In light of these facts, the trial court's decision was not reasonable. It appears to us that in July 1999, the military recommended that Wesley be separated with disability severance pay. The military tracked the language of the statute that entitled Wesley to disability severance pay, and in October 1999, Wesley received a letter from the Navy informing him he was discharged from the Navy and would be receiving severance pay. Some time later that fall, Wesley received a check from the Navy.
10 U.S.C. § 1201 (2000) defines how a service member qualifies for retirement benefits. Wesley would have to have been a member of the Navy for at least 20 years or be disabled at least 30 percent. Wesley simply cannot meet these requirements. He was only in the Navy for 16 1/2 years, and he was only 10 percent disabled. Wesley was ineligible to receive Navy retirements benefits.
Since the benefits awarded to Wesley were disability benefits, they cannot be divided in the divorce following the mandates of Mansell, 490 U.S. at 594-95 and Pierce, 26 Kan. App. 2d 236, Syl. ¶ 3. We find that the trial court's decision that Deborah was entitled under the divorce decree to 50 percent of the lump sum payment was incorrect.
The remaining issues are moot.
Reversed and remanded.
KNUDSON, J., dissenting: I respectfully dissent from the majority's holding in this appeal. The question in Mansell v. Mansell, 490 U.S. 581, 104 L. Ed. 2d 675, 109 S. Ct. 2023 (1989), was whether state courts, pursuant to 10 U.S.C. § 1408 (2000), could treat as divisible property upon divorce, military retirement pay waived by the retiree in order to receive veterans' disability benefits under 38 U.S.C. §§ 1110, 1131 (1994). Here, it is uncontroverted that Wesley's lump sum settlement does not constitute veterans' disability benefits under 38 U.S.C., nor has he waived any retirement pay.
The district court in a well-reasoned opinion found in material part:
"Mr. Wherrell is not receiving veterans disability benefits. In fact, Mr. Wherrell testified that he does not intend to apply for them and that even if he would apply for such benefits, he would receive no more than a ten percent disability. In this instance, Mr. Wherrell has not waived military retirement pay in order to receive veterans disability benefits. He received severance pay relating to his separation from naval service. As he was initially informed when placed on the [Temporary Disability Retired List], this severance pay was available because of his eligibility under the Temporary Early Retirement Authority. The nature of the benefits paid were defined by the terms of his placement on the Temporary Early Retired List on March 29, 1995 and the election he made when faced with returning to active service or retiring with separation severance pay. The funds are subject to this Court's jurisdiction and may be divided."

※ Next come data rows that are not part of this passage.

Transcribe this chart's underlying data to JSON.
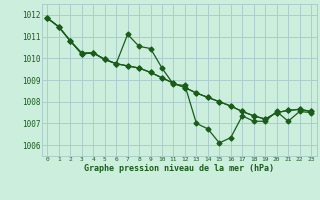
{
  "title": "Graphe pression niveau de la mer (hPa)",
  "bg_color": "#cceedd",
  "grid_color": "#aacccc",
  "line_color": "#1a5c1a",
  "xlim": [
    -0.5,
    23.5
  ],
  "ylim": [
    1005.5,
    1012.5
  ],
  "xticks": [
    0,
    1,
    2,
    3,
    4,
    5,
    6,
    7,
    8,
    9,
    10,
    11,
    12,
    13,
    14,
    15,
    16,
    17,
    18,
    19,
    20,
    21,
    22,
    23
  ],
  "yticks": [
    1006,
    1007,
    1008,
    1009,
    1010,
    1011,
    1012
  ],
  "series1_x": [
    0,
    1,
    2,
    3,
    4,
    5,
    6,
    7,
    8,
    9,
    10,
    11,
    12,
    13,
    14,
    15,
    16,
    17,
    18,
    19,
    20,
    21,
    22,
    23
  ],
  "series1_y": [
    1011.85,
    1011.45,
    1010.8,
    1010.25,
    1010.25,
    1009.95,
    1009.75,
    1009.65,
    1009.55,
    1009.35,
    1009.1,
    1008.85,
    1008.65,
    1008.4,
    1008.2,
    1008.0,
    1007.8,
    1007.55,
    1007.35,
    1007.2,
    1007.5,
    1007.6,
    1007.65,
    1007.55
  ],
  "series2_x": [
    0,
    1,
    2,
    3,
    4,
    5,
    6,
    7,
    8,
    9,
    10,
    11,
    12,
    13,
    14,
    15,
    16,
    17,
    18,
    19,
    20,
    21,
    22,
    23
  ],
  "series2_y": [
    1011.85,
    1011.45,
    1010.8,
    1010.2,
    1010.25,
    1009.95,
    1009.75,
    1011.1,
    1010.55,
    1010.45,
    1009.55,
    1008.8,
    1008.75,
    1007.0,
    1006.75,
    1006.1,
    1006.35,
    1007.35,
    1007.1,
    1007.1,
    1007.55,
    1007.1,
    1007.55,
    1007.5
  ],
  "series3_x": [
    0,
    1,
    2,
    3,
    4,
    5,
    6,
    7,
    8,
    9,
    10,
    11,
    12,
    13,
    14,
    15,
    16,
    17,
    18,
    19,
    20,
    21,
    22,
    23
  ],
  "series3_y": [
    1011.85,
    1011.45,
    1010.8,
    1010.2,
    1010.25,
    1009.95,
    1009.75,
    1009.65,
    1009.55,
    1009.35,
    1009.1,
    1008.85,
    1008.65,
    1008.4,
    1008.2,
    1008.0,
    1007.8,
    1007.55,
    1007.35,
    1007.2,
    1007.5,
    1007.6,
    1007.65,
    1007.55
  ]
}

The district court correctly made the subtle distinction required under federal law, distinguishing veterans' disability benefits from retirement severance pay based upon disability. Wesley was afforded early retirement from the military because of disability with his severance pay calculated under 10 U.S.C. § 1212(a) (2000). Appropriately, Wesley received a federal income tax form 1099-R because the distribution was not exempt from the payment of income taxes. I completely agree with the district court that neither 10 U.S.C. § 1408(a)(4)(B) or the Mansell holding preclude division of Wesley's lump sum retirement payment by the district court. I would affirm the district court upon this issue and decide the remaining issues presented on their respective merits.